[authors: Alejandro Moreno and Shannon Petersen]
In Herrera v. Federal National Mortgage Association (2012) 205 Cal.App.4th 1495, the California Court of Appeal joined other courts in rejecting the plaintiffs’ attempt to avoid their mortgage obligations on the grounds that Mortgage Electronic Registration Systems (MERS) is a sham. MERS is a private company that operates an electronic registry to track servicing rights and ownership of mortgage loans. Lenders use MERS to facilitate their transactions and avoid having to record assignments and pay recording fees relating to mortgages. The case confirms that MERS has the authority to assign promissory notes and deeds of trust and that its use is legitimate.
In August 2007, the plaintiffs obtained a home loan from Indymac Bank secured by a deed of trust naming MERS as a beneficiary. In June 2009, MERS assigned the deed of trust to OneWest, which recorded a notice of default. OneWest then assigned the deed of trust to the Federal National Mortgage Association (Fannie Mae). Soon after, Fannie Mae purchased plaintiffs’ home at a nonjudicial foreclosure sale. Plaintiffs then sued to set aside the foreclosure, alleging that MERS lacked the authority to assign the note and deed of trust. The trial court sustained Fannie Mae’s demurrer without leave to amend.
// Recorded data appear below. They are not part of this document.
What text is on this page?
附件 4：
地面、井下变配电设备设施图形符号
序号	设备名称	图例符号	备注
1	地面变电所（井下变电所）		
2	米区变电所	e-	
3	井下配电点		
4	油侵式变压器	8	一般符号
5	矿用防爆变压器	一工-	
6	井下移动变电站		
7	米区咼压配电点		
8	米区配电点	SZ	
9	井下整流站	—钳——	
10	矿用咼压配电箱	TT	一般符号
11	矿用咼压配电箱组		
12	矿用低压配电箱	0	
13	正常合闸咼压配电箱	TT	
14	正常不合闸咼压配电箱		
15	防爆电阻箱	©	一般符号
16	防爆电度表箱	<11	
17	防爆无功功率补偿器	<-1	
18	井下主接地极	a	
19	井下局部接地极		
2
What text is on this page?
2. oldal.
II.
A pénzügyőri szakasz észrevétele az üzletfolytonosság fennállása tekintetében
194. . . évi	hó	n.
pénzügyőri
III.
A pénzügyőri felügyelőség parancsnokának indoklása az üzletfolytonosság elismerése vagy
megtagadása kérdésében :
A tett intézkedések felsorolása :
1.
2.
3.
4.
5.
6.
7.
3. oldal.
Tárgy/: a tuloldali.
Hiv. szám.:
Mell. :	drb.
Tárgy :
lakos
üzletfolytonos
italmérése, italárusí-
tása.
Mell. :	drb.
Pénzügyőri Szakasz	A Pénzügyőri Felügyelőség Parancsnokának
The court of appeal affirmed, holding that the deed of trust properly granted MERS the right to exercise all interests and rights held by the lender, including the right to assign the deed of trust and foreclose. The court noted that even if MERS lacked this authority, it was the lender—not the plaintiffs—who was prejudiced. The plaintiffs could not use MERS as an excuse to avoid their mortgage obligations or set aside the foreclosure sale. Nor could they overcome the presumption that the foreclosure sale was valid. Moreover, the court noted the plaintiffs had not tendered the loan proceeds or cured the default, both of which were required to set aside any foreclosure sale.